Kommentar

Hitziger Auftakt auf der Grünen Woche: Da geht noch was!

Aufgebrachte Landwirte und hitzige Debatten: Wie geht es mit dem Agrardiesel weiter? Wie kommt die Politik der Landwirtschaft entgegen? Besonders Joachim Rukwied steht auf der Grünen Woche im Fokus.

So hitzig war es zum Auftakt der Grünen Woche schon lange nicht mehr. Alles dreht sich um den Agrardiesel. Die Land- und Forstwirte sind aufgebracht. Sie fordern die Politik auf, die Streichungspläne zurückzunehmen. Doch der Haushaltsausschuss hat das schrittweise Aus der Steuerrückerstattung bekräftigt. Vieles spricht dafür, dass der Bundestag Ende Januar mitgeht. Als „Entgegenkommen“ haben die Ampelfraktionen einen „Fahrplan für eine zukunftsfeste Landwirtschaft“ erarbeitet. Das Papier nennt sich „Entschließungsantrag“, wirft aber vor allem Fragen auf und enttäuscht daher. Trotzdem könnte für die Bauern etwas Positives abspringen.

Kompromiss in Sicht?

Dabei steht Bauernpräsident Joachim Rukwied besonders im Fokus. Er vertrat lange die Maximal­forderung, alle Streichungspläne müssten komplett vom Tisch. Am Donnerstag legte er noch einen drauf: Nehme die Ampel die Pläne nicht vollständig zurück, gebe es neue Proteste – und die Aktionswoche sei nur ein Vorbeben gewesen, es folge eine „Eruption“. Einen Tag später trat der Bauernpräsident gemäßigter auf: Er kündigte für diese Woche „Nadelstiche“ an, ohne näher darauf einzugehen. Und bestätigte, dass Gespräche über ein Kompromissangebot laufen.
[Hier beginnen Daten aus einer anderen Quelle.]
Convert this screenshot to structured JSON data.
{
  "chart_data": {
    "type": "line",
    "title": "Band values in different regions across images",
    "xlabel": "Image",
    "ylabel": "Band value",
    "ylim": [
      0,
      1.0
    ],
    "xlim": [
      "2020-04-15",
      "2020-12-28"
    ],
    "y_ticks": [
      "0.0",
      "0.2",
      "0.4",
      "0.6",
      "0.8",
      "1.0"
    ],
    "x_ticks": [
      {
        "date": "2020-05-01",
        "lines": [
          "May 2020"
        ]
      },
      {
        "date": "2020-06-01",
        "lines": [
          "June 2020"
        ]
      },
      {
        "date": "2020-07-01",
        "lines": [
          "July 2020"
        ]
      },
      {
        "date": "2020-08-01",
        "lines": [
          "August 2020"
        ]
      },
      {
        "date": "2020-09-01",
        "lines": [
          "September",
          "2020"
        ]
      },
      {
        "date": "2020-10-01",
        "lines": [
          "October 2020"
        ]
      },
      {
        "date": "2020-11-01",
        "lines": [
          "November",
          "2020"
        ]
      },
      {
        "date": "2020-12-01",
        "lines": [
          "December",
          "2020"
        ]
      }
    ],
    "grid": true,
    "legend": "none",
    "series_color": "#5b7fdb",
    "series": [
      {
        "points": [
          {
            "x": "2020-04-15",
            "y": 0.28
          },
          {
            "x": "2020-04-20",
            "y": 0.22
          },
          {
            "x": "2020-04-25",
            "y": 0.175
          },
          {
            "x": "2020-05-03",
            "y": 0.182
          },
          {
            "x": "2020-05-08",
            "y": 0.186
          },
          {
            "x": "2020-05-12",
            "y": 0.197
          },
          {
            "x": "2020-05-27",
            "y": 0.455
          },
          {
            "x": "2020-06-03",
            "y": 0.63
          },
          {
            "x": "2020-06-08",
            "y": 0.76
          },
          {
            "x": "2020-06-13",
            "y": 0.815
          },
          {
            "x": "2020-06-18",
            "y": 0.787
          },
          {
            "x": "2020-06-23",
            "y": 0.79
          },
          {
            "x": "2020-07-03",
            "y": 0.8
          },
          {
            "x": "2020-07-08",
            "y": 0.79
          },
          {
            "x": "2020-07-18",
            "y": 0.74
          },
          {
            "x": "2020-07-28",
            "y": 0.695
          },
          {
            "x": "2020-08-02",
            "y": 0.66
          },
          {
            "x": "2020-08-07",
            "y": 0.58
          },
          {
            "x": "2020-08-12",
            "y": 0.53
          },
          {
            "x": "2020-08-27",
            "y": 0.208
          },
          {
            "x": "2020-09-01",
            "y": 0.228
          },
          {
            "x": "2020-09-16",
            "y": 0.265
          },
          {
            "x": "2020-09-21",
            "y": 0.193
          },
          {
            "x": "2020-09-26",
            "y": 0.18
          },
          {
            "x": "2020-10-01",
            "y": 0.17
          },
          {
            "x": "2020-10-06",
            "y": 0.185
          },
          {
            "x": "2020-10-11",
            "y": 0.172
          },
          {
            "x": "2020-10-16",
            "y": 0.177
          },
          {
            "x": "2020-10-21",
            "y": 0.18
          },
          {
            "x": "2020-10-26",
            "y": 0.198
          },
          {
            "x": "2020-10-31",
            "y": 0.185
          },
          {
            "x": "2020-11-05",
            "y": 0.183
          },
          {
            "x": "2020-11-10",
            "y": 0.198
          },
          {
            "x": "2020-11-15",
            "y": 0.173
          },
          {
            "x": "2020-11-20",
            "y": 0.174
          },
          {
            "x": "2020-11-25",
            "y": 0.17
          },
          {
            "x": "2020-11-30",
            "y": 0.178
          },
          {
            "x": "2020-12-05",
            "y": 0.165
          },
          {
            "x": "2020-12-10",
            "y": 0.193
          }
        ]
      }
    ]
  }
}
Das leuchtet ein. Erstens dürfte Rukwied wissen, dass die Branche mit dem Erhalt der Kfz-Steuerbefreiung sowie dem verzögerten Agrardiesel-Aus schon vergleichsweise viel erreicht hat und sich seine Forderung vermutlich nicht zu 100 % durchsetzen lässt. Zweitens will er ersatzweise auch keine andere Erleichterung verstreichen lassen. Das gilt aber nur, wenn diese schnell und konkret auf allen Betrieben ankommen. Erfreulicherweise sieht es danach aus: Die Ampel prüft offenbar die steuerfreie Risikoausgleichsrücklage sowie die Steuerbefreiung auf Biokraftstoffe.

Fingerspitzengefühl gefordert

Rukwied ist aber auch intern gefordert:

Einige Landwirte loben seine Kompromisslosigkeit, andere wundern sich. Was passiert, wenn ein guter Kompromiss kommt, aber der Agrardiesel fällt? Viele Landwirte könnten vermutlich damit leben. Gegen weitere kreative Aktionen wie Lichterfahrten oder Gespräche mit Verbrauchern spricht nichts. Aber es besteht die Gefahr, dass einzelne zu härteren Mitteln greifen und beispielsweise Straßen blockieren. Das bringt nichts und schadet allen. Rukwied braucht kluge Worte, den Druck auf die Politik hoch zu halten und den Bauern einen Kompromiss „zu verkaufen“ – damit die Proteste in guter Erinnerung bleiben.

Einheit gefragt

Die Debatten haben Zukunftsthemen wieder auf die Agenda gehoben. Da zeigt sich: Es gibt keine einheitliche Sicht. So kommen die Ergebnisse des Borchert-Konzepts und der Zukunftskommission Landwirtschaft bei Funktionären gut an, beim Otto-Normal-Landwirt bisher weniger. Und die Milchbranche streitet wieder über Mengensteuerung. Hier darf nicht der Eindruck entstehen, „wissen selbst nicht, was sie wollen“.

Es dürfte in den kommenden Wochen hitzig weitergehen. Solange niemand überhitzt, könnte sich das enorme Engagement der Land- und Forstwirte aber auszahlen.